Friday, 31 October 2014

Superfood Salad

This salad will make you feel on top of the world- it's THE thing to eat if you've let yourself go a bit recently (me, all the time...), as it's packed full of things that are good for you. Admittedly it's a bit of a faff, as it involves roasting the veggies and toasting seeds, but if you do this in one big batch at the start of the week, then you can just store all the ingredients in the fridge and that's all the hard work done- all you have to do is put it all together each day.

The real winner of this salad for me is the dressing- it's really zingy with all the citrus flavours, and really wakes you up- perfect for a grey old autumn day. I wanted to add avocado as well, but unfortunately mine wasn't ripe (first world problems hey?). The feta is optional, but I adore the combination of beetroot and feta. Halloumi would also work beautifully.


2 sweet potatoes
Handful of tender stem broccoli
Handful of pumpkin seeds
Smoked paprika
Olive oil
Coconut oil (optional)
Couple of bulbs fresh beetroot
Handful of fresh spinach
Lettuce (I used a few baby gem leaves)
Handful of pomegranate seeds
Avocado, sliced
Small block of feta (optional)

For the dressing:

Juice and zest of 1 lemon
Juice and zest of 1 orange
1 tbsp Dijion mustard
1 tbsp white wine or balsamic vinegar
2 tbsp Olive oil

1. Peel and chop the sweet potato into chunks. Place on a baking tray, add a drizzle of olive oil or a teaspoon of coconut oil (this will give it a nice flavour). Season well with salt and pepper and sprinkle over a light dusting of smoked paprika powder. Roast at 200°C for approx. half an hour (giving it a shake around every 10 mins or so), until the sweet potato is soft and starting to caramelize. Remove from the oven and allow to cool.

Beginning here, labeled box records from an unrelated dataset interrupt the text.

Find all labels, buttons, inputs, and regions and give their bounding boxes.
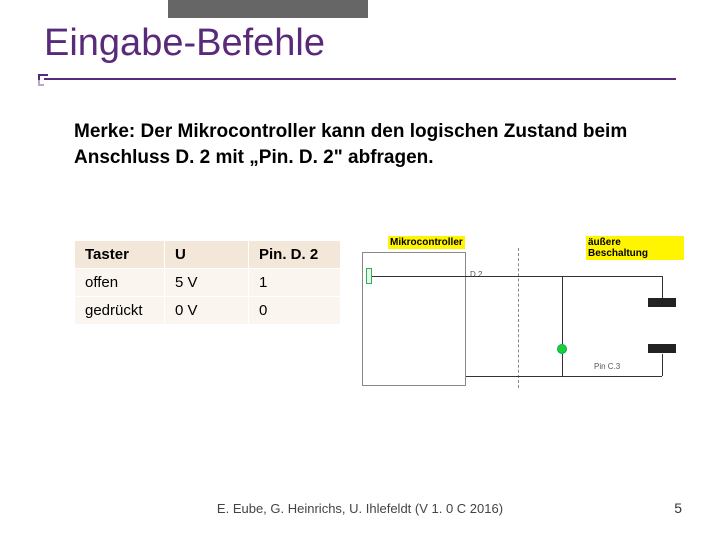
led-icon	[557, 344, 567, 354]
col-header: Pin. D. 2	[249, 241, 341, 269]
title-underline	[44, 78, 676, 80]
wire	[562, 354, 563, 376]
table-row: gedrückt 0 V 0	[75, 297, 341, 325]
cell: 0	[249, 297, 341, 325]
wire	[662, 276, 663, 298]
cell: 1	[249, 269, 341, 297]
corner-deco2	[38, 80, 44, 86]
footer-credits: E. Eube, G. Heinrichs, U. Ihlefeldt (V 1…	[0, 501, 720, 516]
cell: gedrückt	[75, 297, 165, 325]
connector-box	[648, 298, 676, 307]
pin-c3-label: Pin C.3	[594, 362, 620, 371]
separator-line	[518, 248, 519, 388]
table-header-row: Taster U Pin. D. 2	[75, 241, 341, 269]
wire	[562, 276, 563, 344]
slide-title: Eingabe-Befehle	[44, 22, 325, 65]
wire	[466, 276, 662, 277]
cell: offen	[75, 269, 165, 297]
wire	[372, 276, 466, 277]
top-decoration	[168, 0, 368, 18]
col-header: U	[165, 241, 249, 269]
page-number: 5	[674, 500, 682, 516]
connector-box	[648, 344, 676, 353]
external-circuit-label: äußere Beschaltung	[586, 236, 684, 260]
col-header: Taster	[75, 241, 165, 269]
intro-text: Merke: Der Mikrocontroller kann den logi…	[74, 119, 646, 170]
table-row: offen 5 V 1	[75, 269, 341, 297]
wire	[662, 354, 663, 376]
microcontroller-label: Mikrocontroller	[388, 236, 465, 249]
cell: 5 V	[165, 269, 249, 297]
microcontroller-box	[362, 252, 466, 386]
state-table: Taster U Pin. D. 2 offen 5 V 1 gedrückt …	[74, 240, 341, 325]
pin-d2-label: D.2	[470, 270, 482, 279]
cell: 0 V	[165, 297, 249, 325]
circuit-diagram: Mikrocontroller äußere Beschaltung D.2 P…	[362, 236, 684, 398]
wire	[466, 376, 662, 377]
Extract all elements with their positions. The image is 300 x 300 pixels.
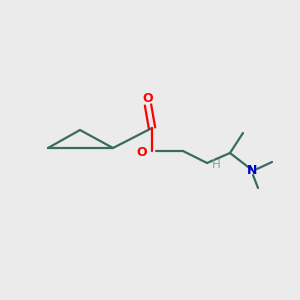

2. Put the pumpkin seeds in a baking tray, add a tiny bit of olive oil, and dust with some smoked paprika and salt. Roast for approx 20 mins, shaking every 5 mins. Keep an eye on these because they can catch and burn very quickly.

3. Wash the beetroot and cut into chunks. Add to a baking tray with some olive olive, salt and pepper and roast for about 20 mins. Then add a splash of water to the tray and cover with tinfoil. Continue to roast for another 20 mins or until the beetroot is soft. Remove from the oven and allow to cool.

5. Whilst the veggies are all roasting, wash and blanch the tender stem broccoli for approximately 5 mins, or until it is cooked. Careful not to over cook it- you want it to retain a bit of crunch. Drain and leave to cool.

4. Once the beetroot is cooled, the skin of it will easily peel off- probably best to wear gloves for this as it can stain your hands purple.

5. For the dressing, mix all the ingredients together, season with salt and pepper and have a taste- alter the quantities according to how sharp you like it.

6. Add the spinach, lettuce, cooled sweet potato, broccoli, cooled beetroot, avocado and half the pomegranate seeds to a bowl, and pour over half the dressing (keep some back so that people can add more to their salad at the table) and toss it all together.

7. Once you've plated up, finish with the toasted pumpkin seeds and the rest of the pomegranate seeds scattered on the top, and the feta crumbled over if your using it.